-
Architects: I.M. Pei
- Year: 1963
-
Photographs:Anonymous Blogger, Pei Cobb Freed
Text description provided by the architects. Named after an American missionary of the late 19th century, the Luce Memorial Chapel was added to the campus of Tunghai University in Taichung, Taiwan. It was designed by Chen Chi-Kwan, an artist and architect, in collaboration with the infamous architect I.M. Pei.
Initially beginning in April of 1954, the construction of the Luce Memorial Chapel took place from September 1962 until November 1963. Upon culmination of the construction period, the Chapel ended up costing the university around $125,000 total.
Set on an irregular hexagonal base, the chapel occupies a site of 12,000 square meters of the campus, providing 477 square meters of floor area, including a nave with 500 seats, a chancel and robing rooms. The four manipulated planes that make up the walls of the church stretch 19.2m high, establishing a central focal landmark on the campus.
I.M. Pei was careful to design specific to the environmental context of Taiwan, with walls made of reinforced concrete to provide earthquake stability and durability in the humid and typhoon-prone environment.
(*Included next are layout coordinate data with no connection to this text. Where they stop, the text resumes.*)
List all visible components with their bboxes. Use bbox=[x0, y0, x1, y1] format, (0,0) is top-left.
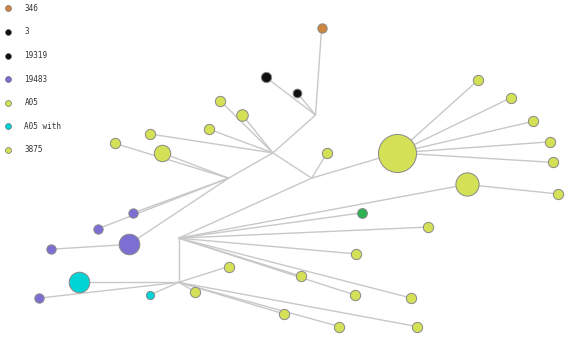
Point bbox=[157, 150, 167, 156]
Point bbox=[238, 112, 247, 118]
Point bbox=[335, 324, 344, 329]
Point bbox=[292, 90, 302, 96]
Point bbox=[34, 295, 43, 301]
Point bbox=[47, 246, 56, 252]
Point bbox=[357, 210, 366, 216]
Point bbox=[407, 295, 416, 301]
Text: 19319: 19319 bbox=[24, 51, 47, 60]
Text: A05 with: A05 with bbox=[24, 122, 61, 131]
Point bbox=[462, 182, 471, 187]
Point bbox=[204, 126, 214, 132]
Text: 3875: 3875 bbox=[24, 146, 43, 154]
Point bbox=[14, 42, 24, 48]
Point bbox=[111, 141, 120, 146]
Point bbox=[323, 150, 332, 156]
Point bbox=[14, 106, 24, 112]
Point bbox=[296, 273, 305, 279]
Point bbox=[261, 74, 270, 80]
Text: 346: 346 bbox=[24, 4, 38, 13]
Point bbox=[129, 210, 138, 216]
Point bbox=[545, 139, 555, 145]
Point bbox=[145, 131, 155, 137]
Text: A05: A05 bbox=[24, 98, 38, 107]
Point bbox=[412, 324, 422, 329]
Point bbox=[14, 128, 24, 134]
Text: 19483: 19483 bbox=[24, 75, 47, 84]
Point bbox=[145, 292, 155, 298]
Point bbox=[124, 241, 133, 247]
Point bbox=[351, 251, 361, 257]
Point bbox=[224, 264, 233, 270]
Point bbox=[74, 280, 83, 285]
Point bbox=[14, 64, 24, 69]
Point bbox=[529, 119, 538, 124]
Point bbox=[215, 98, 225, 104]
Point bbox=[554, 191, 563, 197]
Point bbox=[14, 85, 24, 91]
Point bbox=[393, 150, 402, 156]
Point bbox=[473, 77, 482, 83]
Point bbox=[350, 292, 360, 298]
Point bbox=[190, 289, 200, 295]
Text: 3: 3 bbox=[24, 27, 29, 36]
Point bbox=[423, 224, 433, 230]
Point bbox=[14, 21, 24, 26]
Point bbox=[548, 160, 558, 165]
Point bbox=[94, 226, 103, 231]
Point bbox=[507, 95, 516, 100]
Point bbox=[14, 149, 24, 155]
Point bbox=[317, 25, 327, 31]
Point bbox=[279, 311, 288, 317]
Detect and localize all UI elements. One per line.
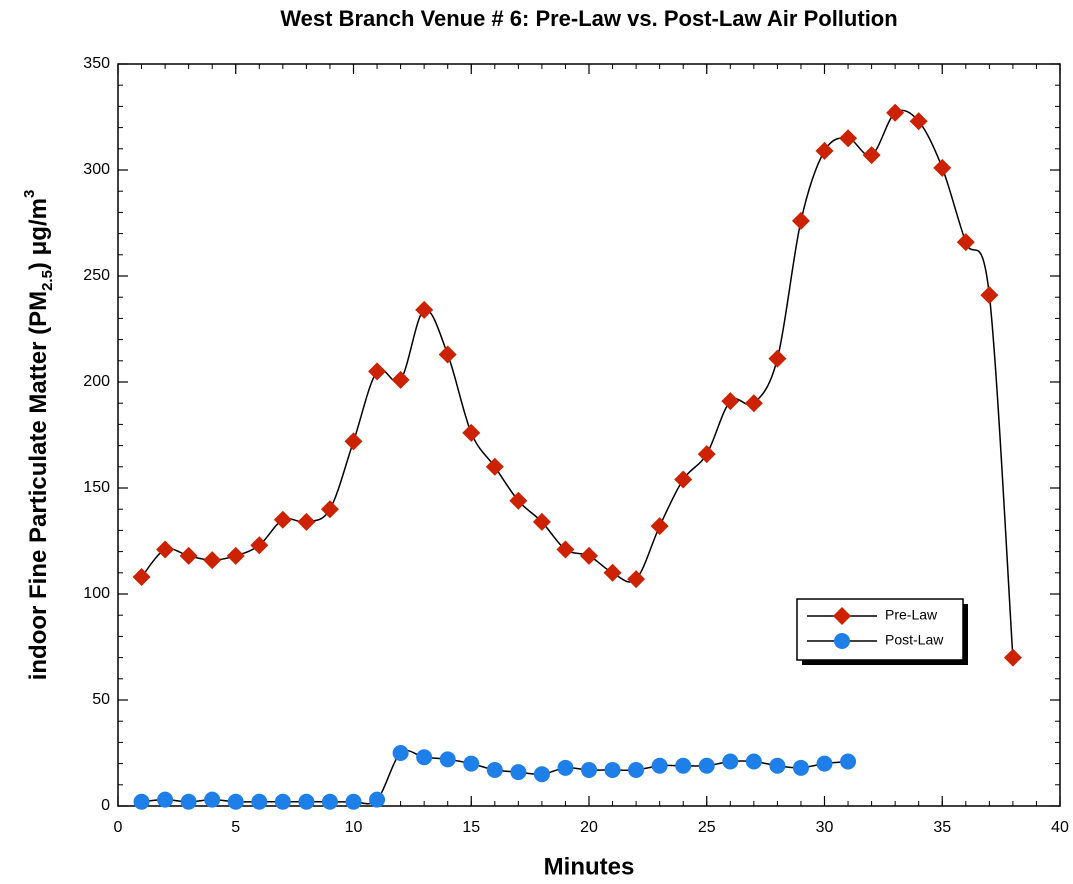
x-tick-label: 40 bbox=[1051, 819, 1069, 836]
marker bbox=[462, 423, 481, 442]
marker bbox=[721, 392, 740, 411]
marker bbox=[1003, 648, 1022, 667]
marker bbox=[840, 753, 857, 770]
marker bbox=[273, 510, 292, 529]
legend bbox=[796, 598, 964, 661]
legend-label: Pre-Law bbox=[885, 607, 938, 623]
marker bbox=[933, 158, 952, 177]
series-line bbox=[140, 109, 1014, 658]
marker bbox=[345, 793, 362, 810]
marker bbox=[956, 233, 975, 252]
marker bbox=[368, 362, 387, 381]
marker bbox=[344, 432, 363, 451]
legend-label: Post-Law bbox=[885, 632, 944, 648]
marker bbox=[321, 793, 338, 810]
marker bbox=[580, 546, 598, 565]
marker bbox=[815, 141, 834, 160]
marker bbox=[581, 761, 597, 778]
marker bbox=[298, 793, 315, 810]
marker bbox=[391, 370, 410, 389]
marker bbox=[438, 345, 457, 364]
x-tick-label: 5 bbox=[231, 819, 240, 836]
marker bbox=[392, 745, 409, 761]
y-tick-label: 350 bbox=[83, 55, 110, 72]
marker bbox=[627, 570, 646, 589]
marker bbox=[698, 757, 715, 774]
marker bbox=[250, 536, 269, 555]
marker bbox=[180, 793, 197, 810]
marker bbox=[697, 445, 716, 464]
x-tick-label: 30 bbox=[816, 819, 834, 836]
marker bbox=[792, 759, 809, 776]
marker bbox=[674, 470, 693, 489]
y-axis-label: indoor Fine Particulate Matter (PM2.5) μ… bbox=[21, 190, 56, 681]
marker bbox=[722, 753, 739, 770]
marker bbox=[769, 757, 786, 774]
marker bbox=[533, 766, 550, 783]
marker bbox=[745, 753, 762, 770]
marker bbox=[604, 761, 621, 778]
marker bbox=[179, 546, 198, 565]
y-tick-label: 50 bbox=[92, 691, 110, 708]
marker bbox=[603, 563, 622, 582]
marker bbox=[909, 112, 928, 131]
marker bbox=[156, 540, 175, 559]
marker bbox=[204, 791, 221, 808]
plot-frame bbox=[117, 63, 1061, 807]
marker bbox=[133, 793, 150, 810]
marker bbox=[862, 146, 881, 165]
y-tick-label: 200 bbox=[83, 373, 110, 390]
marker bbox=[297, 512, 316, 531]
marker bbox=[226, 546, 245, 565]
marker bbox=[203, 551, 222, 570]
y-tick-label: 100 bbox=[83, 585, 110, 602]
marker bbox=[833, 607, 851, 625]
marker bbox=[486, 761, 503, 778]
marker bbox=[839, 129, 858, 148]
y-tick-label: 0 bbox=[101, 797, 110, 814]
marker bbox=[557, 759, 574, 776]
marker bbox=[791, 211, 810, 230]
marker bbox=[369, 791, 386, 808]
marker bbox=[816, 755, 833, 772]
marker bbox=[416, 749, 433, 766]
marker bbox=[227, 793, 244, 810]
x-tick-label: 15 bbox=[462, 819, 480, 836]
marker bbox=[485, 457, 504, 476]
marker bbox=[251, 793, 268, 810]
marker bbox=[675, 757, 692, 774]
marker bbox=[509, 491, 528, 510]
marker bbox=[768, 349, 787, 368]
marker bbox=[439, 751, 456, 768]
x-tick-label: 35 bbox=[933, 819, 951, 836]
marker bbox=[274, 793, 291, 810]
marker bbox=[628, 761, 645, 778]
marker bbox=[834, 633, 850, 649]
y-tick-label: 150 bbox=[83, 479, 110, 496]
x-tick-label: 25 bbox=[698, 819, 716, 836]
marker bbox=[320, 500, 339, 519]
marker bbox=[556, 540, 575, 559]
marker bbox=[157, 791, 174, 808]
y-tick-label: 300 bbox=[83, 161, 110, 178]
marker bbox=[132, 568, 151, 587]
chart-title: West Branch Venue # 6: Pre-Law vs. Post-… bbox=[280, 6, 897, 31]
marker bbox=[650, 517, 669, 536]
x-tick-label: 20 bbox=[580, 819, 598, 836]
x-axis-label: Minutes bbox=[544, 853, 635, 880]
marker bbox=[886, 103, 905, 122]
marker bbox=[532, 512, 551, 531]
marker bbox=[744, 394, 763, 413]
x-tick-label: 0 bbox=[114, 819, 123, 836]
marker bbox=[510, 764, 527, 781]
x-tick-label: 10 bbox=[345, 819, 363, 836]
marker bbox=[651, 757, 668, 774]
marker bbox=[980, 286, 999, 305]
marker bbox=[463, 755, 480, 772]
y-tick-label: 250 bbox=[83, 267, 110, 284]
marker bbox=[415, 300, 434, 319]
Construction of the intricate and elaborate formwork was done locally by craftsmen.
To work with the desired form, ribs reinforced the curvature of the surfaces and thicken as they descend, in order to prevent buckling of the materials.
The exterior of the chapel is covered in glazed diamond-shaped tiles that stand out against the sky and green backdrop of the university.
The interior reflects similar diamond shapes, as the concrete coffers become thicker and the shapes gradually diminish in size as they near the bottom of the structure, since stresses are concentrated near the ground.
The upward extending swoop of the walls culminates in a steel cross, which marks the chapel as a sanctuary for students and professors of the university.
The walls seem to stand independently of each other, but are actually connected by glazed slots and by small structural bow ties that are cast into the high ridge beams at the top near the ceiling.